April brought warmer temperatures to the UK, but for investors, there was stormy weather. Central banks have been grappling with how to bring inflation under control, culminating in the Federal Reserve’s 50 basis point rise in early May, its largest hike since 2000. Higher rates reduce the net present value of future cash flows, dragging down asset prices. Higher rates also increase companies’ debt servicing costs, cutting into margins, and further hitting stock prices. The inflation has come at a bad time for the global economy, as the Covid bounceback has sputtered out. Looking around the world, we can see separate and interlinked inflation drivers.


The Bank of England hiked rates and warned that the UK economy will likely enter a recession this year. It predicts inflation to top out at over 10%, squeezing household finances, and predicts the economy to shrink a second time in 2023 as government spending dries up. The bank’s new rate is 1.0%, its highest since the 2008 crisis. Geography and post-Brexit bureaucracy mean the UK faces constrained supply chains, exacerbating inflation.

Our new UK Infrastructure fund proved its worth in April, as one of the few areas to deliver a positive return. Infrastructure projects typically have revenue linked to CPI, which provides an automatic inflation hedge, and the security of government contracts means they can act like defensive bonds when markets fall.


The Federal Reserve has begun tightening with gusto, raising rates by 0.5% early in May, the largest single hike since 2000. In the US, inflation is driven more by pent-up demand and a tight labour market, combined with supply chain disruption in China. News that the economy shrank in the first quarter came as a shock, but digging below the headline number reveals the fall was largely down to the strong US consumer sucking in imports.

Higher rates have seen the dollar strengthen sharply, bolstered by the greenback’s safe haven status in times of market turmoil. This creates a useful stabilising factor for UK investors; while the S&P 500 is down -12.9% since the start of the year in dollar terms, our Fidelity US index fund was down only -4.3%.


Europe’s inflation is coming less from pent-up demand and more from being at the pincer point of higher oil and higher food prices resulting from Russia’s invasion of Ukraine. The ECB has been slower than other central banks to tighten policy, with the central bank still scarred by premature attempts to raise rates in 2011. Chief Christine Lagarde signalled the bank will begin tightening by year-end. European gas prices dipped but remain up 40% since the start of the year.

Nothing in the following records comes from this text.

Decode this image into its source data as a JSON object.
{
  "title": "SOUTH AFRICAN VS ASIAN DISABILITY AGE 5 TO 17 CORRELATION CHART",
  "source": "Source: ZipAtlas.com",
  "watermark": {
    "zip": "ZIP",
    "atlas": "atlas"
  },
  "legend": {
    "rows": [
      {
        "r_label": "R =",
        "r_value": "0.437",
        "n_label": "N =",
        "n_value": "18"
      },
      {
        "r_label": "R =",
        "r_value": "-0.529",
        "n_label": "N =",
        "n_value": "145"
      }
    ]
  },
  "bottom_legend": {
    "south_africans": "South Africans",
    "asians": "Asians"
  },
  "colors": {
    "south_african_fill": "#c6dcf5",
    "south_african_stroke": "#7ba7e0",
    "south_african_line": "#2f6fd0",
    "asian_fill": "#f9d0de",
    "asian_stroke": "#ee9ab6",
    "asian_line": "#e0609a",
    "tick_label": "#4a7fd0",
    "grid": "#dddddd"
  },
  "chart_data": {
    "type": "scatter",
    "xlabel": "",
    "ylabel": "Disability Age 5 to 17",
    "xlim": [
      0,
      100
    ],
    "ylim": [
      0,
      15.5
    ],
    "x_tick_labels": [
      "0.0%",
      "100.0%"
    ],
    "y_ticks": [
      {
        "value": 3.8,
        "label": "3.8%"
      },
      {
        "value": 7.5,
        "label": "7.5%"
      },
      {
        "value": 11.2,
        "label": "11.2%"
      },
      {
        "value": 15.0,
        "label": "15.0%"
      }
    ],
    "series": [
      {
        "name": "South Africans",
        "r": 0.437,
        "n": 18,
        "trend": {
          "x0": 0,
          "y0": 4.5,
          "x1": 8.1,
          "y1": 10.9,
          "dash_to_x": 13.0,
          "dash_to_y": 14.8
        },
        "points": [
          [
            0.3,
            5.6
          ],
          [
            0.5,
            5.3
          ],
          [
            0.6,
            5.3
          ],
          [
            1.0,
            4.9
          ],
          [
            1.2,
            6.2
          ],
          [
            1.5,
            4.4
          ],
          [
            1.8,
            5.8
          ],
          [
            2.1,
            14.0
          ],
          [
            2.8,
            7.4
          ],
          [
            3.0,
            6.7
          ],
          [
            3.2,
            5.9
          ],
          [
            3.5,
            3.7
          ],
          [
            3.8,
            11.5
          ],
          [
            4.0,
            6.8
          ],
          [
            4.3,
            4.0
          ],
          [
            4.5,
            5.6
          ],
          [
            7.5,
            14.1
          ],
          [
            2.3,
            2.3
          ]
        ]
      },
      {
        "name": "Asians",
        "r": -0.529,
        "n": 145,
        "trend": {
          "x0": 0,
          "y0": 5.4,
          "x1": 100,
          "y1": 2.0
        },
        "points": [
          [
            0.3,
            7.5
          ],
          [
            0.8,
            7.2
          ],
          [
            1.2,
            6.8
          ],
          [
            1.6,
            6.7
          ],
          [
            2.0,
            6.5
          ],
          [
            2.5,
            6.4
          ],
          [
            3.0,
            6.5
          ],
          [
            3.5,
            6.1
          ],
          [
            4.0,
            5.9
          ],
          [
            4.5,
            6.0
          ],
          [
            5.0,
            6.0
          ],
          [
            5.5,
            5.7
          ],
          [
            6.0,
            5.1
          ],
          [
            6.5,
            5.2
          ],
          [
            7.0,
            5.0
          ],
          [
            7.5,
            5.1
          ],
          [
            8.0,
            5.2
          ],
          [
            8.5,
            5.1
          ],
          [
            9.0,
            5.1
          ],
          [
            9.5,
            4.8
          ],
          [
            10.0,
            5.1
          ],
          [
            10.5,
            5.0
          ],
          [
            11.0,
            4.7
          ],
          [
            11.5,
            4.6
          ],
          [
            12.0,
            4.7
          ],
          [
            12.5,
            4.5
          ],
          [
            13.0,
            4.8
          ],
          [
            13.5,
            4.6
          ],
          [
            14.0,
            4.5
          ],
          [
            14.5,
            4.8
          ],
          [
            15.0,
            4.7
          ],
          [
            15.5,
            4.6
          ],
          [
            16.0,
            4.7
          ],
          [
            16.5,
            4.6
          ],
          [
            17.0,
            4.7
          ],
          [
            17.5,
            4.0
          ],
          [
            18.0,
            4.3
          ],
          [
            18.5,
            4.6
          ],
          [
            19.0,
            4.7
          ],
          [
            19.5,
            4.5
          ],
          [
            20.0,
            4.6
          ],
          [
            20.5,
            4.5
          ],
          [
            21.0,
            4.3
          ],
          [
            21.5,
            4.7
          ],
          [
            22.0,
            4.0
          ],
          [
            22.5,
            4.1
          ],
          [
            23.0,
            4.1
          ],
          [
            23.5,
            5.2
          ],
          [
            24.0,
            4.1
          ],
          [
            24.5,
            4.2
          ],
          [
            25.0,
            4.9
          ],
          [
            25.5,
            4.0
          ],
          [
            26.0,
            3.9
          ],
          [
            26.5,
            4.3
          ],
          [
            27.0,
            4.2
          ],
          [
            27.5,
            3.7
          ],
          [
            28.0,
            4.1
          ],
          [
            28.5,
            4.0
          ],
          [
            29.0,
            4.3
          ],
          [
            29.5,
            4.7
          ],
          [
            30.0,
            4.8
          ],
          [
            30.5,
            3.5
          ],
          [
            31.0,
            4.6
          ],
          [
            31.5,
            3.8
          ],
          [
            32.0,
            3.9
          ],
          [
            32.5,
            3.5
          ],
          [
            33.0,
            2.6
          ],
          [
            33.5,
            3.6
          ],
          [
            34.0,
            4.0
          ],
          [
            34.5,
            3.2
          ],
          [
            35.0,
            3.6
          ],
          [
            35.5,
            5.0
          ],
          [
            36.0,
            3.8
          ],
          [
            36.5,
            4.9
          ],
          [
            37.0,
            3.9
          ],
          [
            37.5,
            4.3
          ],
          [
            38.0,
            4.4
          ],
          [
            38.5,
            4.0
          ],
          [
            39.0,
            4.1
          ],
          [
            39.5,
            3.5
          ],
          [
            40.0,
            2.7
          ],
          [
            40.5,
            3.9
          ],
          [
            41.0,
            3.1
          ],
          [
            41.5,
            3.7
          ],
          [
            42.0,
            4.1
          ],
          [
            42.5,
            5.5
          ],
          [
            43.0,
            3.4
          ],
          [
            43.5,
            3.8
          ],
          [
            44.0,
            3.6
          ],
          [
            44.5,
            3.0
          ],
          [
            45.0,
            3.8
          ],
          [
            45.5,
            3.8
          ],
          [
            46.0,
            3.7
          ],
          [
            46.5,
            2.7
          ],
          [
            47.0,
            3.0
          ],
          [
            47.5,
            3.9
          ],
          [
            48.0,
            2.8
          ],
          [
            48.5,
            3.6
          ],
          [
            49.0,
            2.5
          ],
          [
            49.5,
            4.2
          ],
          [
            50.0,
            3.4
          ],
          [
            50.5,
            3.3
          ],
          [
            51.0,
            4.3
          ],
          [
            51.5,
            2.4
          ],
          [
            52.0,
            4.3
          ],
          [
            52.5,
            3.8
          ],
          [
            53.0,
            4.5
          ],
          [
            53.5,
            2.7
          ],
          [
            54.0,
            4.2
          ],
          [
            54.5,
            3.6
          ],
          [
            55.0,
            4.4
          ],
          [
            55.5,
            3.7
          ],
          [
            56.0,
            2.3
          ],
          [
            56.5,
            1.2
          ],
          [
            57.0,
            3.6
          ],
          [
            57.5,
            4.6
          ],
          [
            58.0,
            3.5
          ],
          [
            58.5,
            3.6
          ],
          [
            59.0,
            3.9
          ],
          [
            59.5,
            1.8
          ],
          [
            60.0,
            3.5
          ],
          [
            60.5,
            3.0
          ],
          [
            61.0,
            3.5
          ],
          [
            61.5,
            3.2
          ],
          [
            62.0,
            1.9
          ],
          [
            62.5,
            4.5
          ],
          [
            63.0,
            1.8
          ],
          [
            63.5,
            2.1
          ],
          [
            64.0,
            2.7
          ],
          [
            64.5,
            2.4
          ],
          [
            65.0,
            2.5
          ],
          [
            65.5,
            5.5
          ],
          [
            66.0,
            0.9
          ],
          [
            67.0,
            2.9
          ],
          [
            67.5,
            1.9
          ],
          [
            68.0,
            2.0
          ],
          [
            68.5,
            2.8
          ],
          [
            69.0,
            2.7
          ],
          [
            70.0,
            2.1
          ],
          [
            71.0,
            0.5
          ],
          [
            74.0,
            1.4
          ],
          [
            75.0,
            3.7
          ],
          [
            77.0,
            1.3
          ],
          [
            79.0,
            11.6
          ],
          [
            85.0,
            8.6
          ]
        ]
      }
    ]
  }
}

Emmanuel Macron won re-election in France, which was positive for markets but largely priced in. Macron’s manifesto included plans to raise the pension age, which should soothe French government bond markets, and his plans for six new nuclear power stations will bolster France’s relative energy independence. One of the largest positions in our Montanaro European fund is Edenred, the French payments company, which rose 7% in April, boosted by Macron’s victory.


It has been an unhappy month in emerging markets. The stronger dollar has reduced EM purchasing power and made dollar-denominated EM debt more expensive to service. Russia’s invasion of Ukraine has caused further chaos. Countries which depend on food and energy imports, like Sri Lanka and Turkey, where inflation has hit 70%, are the worst exposed.

The new “zero Covid” lockdowns in China have knocked confidence in the world’s second-largest economy, and intensified supply chain issues. Chinese stocks are now at their lowest valuations relative to developed markets since 2015. The falls have been painful but point to significant potential upside, which our new China Evolution fund stands to gain on.


Historically, Japan’s Yen has acted as a safe haven during times of market turmoil, which has been a useful feature for sterling investors. However, 2022 has proved an exception, with the Yen down double digits against the dollar year-to-date. Investors are betting that Japan’s sluggish economy will give leeway to the Bank of Japan to keep rates low, and money has flooded over to America now that the Fed has begun tightening.


The global economy faces short-term challenges as the rebound from Covid loses momentum, and inflation forces central banks to hike rates. However, in the longer term, we believe growth will return thanks to the strong financial position of households in developed markets.

Therefore, we remain constructive on stocks and have maintained full exposure, but we have prepared portfolios for higher rates by shortening duration. This involves switching from longer-dated to shorter-dated bonds and from growth stocks to value stocks.

Down markets are painful but are the price investors must pay to earn good long-term returns, and our moves have already helped portfolios weather the storm.